By Jeff Kiger Post-Bulletin, Rochester MN
Recent weeks have cemented the Mayo Clinic's reputation as a health care superstar but raised the ominous question of how long that can continue under the present U.S. health care system.
Time Magazine excerpt: "The Mayo clinic attracts Kings and Presidents, injured athletes and ailing billionaires. … But Rochester's costs are well below the national average because Mayo also provides tremendous value for ordinary care …" | ||
With the health reform debate heating up, Mayo Clinic has been praised on the national stage as a model for offering quality health care at a low price. Those patting Mayo on the back include President Obama, Time magazine and The New Yorker magazine.

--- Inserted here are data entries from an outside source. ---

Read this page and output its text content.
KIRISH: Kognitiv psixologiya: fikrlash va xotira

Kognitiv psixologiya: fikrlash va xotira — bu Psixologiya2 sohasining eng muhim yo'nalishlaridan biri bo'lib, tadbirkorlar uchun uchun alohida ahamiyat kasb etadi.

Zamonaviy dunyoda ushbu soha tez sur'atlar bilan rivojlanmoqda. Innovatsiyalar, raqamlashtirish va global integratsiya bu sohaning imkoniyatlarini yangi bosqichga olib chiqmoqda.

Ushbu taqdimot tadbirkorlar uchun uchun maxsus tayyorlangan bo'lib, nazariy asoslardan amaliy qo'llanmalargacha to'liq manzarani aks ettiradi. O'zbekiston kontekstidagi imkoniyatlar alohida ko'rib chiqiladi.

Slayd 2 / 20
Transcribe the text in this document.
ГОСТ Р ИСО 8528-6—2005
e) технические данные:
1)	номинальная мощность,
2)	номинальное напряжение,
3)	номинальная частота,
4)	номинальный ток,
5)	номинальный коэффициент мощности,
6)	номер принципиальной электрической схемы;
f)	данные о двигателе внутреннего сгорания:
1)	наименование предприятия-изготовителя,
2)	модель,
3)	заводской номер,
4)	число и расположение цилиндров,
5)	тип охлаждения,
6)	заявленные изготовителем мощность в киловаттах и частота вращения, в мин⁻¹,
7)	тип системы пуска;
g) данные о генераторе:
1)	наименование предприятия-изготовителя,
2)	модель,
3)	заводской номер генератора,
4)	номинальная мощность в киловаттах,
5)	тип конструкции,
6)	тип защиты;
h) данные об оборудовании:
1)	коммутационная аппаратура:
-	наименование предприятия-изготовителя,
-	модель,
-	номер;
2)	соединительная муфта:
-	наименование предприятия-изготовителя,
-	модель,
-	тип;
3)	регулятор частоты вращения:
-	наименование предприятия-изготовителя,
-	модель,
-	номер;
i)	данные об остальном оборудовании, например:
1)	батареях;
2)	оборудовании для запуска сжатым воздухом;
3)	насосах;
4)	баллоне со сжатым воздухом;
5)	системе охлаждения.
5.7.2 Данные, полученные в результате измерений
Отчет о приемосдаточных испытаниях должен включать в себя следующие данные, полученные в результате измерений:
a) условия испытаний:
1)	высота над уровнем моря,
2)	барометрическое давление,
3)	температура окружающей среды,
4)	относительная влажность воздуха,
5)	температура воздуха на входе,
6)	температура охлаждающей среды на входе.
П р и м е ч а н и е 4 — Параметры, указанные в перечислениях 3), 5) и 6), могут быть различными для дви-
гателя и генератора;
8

But the question has been raised: Can even Mayo continue to use the Mayo model?
Dr. Atul Gawande's article in The New Yorker magazine June 1 showed that Mayo's per-person Medicare costs in Rochester were low even though it provided a high level of care. He contrasted that with McAllen, Texas, which has some of the high costs but poor quality.
The system of paying for medicine doesn't reward Mayo's quality, and instead drives up costs by encouraging doctors to order pricey scans and surgeries, as they do in McAllen, Gawande concluded,
In his article, "The Cost Conundrum," Gawande wrote, "In the war over the culture of medicine the war over whether our country's anchor model will be Mayo or McAllen the Mayo model is losing."
That was echoed in a June 29 Time magazine article on the Mayo model, which details Mayo's "institutional obsession with evidence-based medicine" it keeps track of what works and does it. Also, Mayo pays doctors fixed salaries so they don't make more if they do more to patients and they don't make less if they take more time to talk to them, the article said.
Mayo Dr. Dawn Milliner was quoted as saying, "We've been able to buffer our staff from the harsh realities of the system, so they can concentrate on patient needs, But it's not clear how long we can keep doing that."
Gawande explained his conclusion this week.
"Their (Mayo's) practice model is closer to the quality and cost we want, though we have a financing system that doesn't make it sustainable," wrote Gawande in an e-mail. "My conclusion is that it's the financing system that has to change, not the medical system."
Mayo Clinic, which lost $840 million on $1.7 billion in Medicare treatment last year, agrees.
"That's the underlying reason we are involved in health care reform," says Josh Derr of the Mayo Clinic Health Policy Center. "The Medicare system is a fee for care system. We want to that shifted to value."
Derr says the short-term fix would factor value into Medicare reimbursement. The longterm fix tosses out the pay-per-service plan, to be replaced with something like a bundled care method. That means a heart attack would be covered with one fee for all related treatment and that encourages a hospital "to do things right the first time," he said.
Of course, change may take a long time, even if Obama admires Mayo's methods.
"Mayo will still find way to stick with its model of care going forward," Derr says. "We'll just have to find different ways to do that."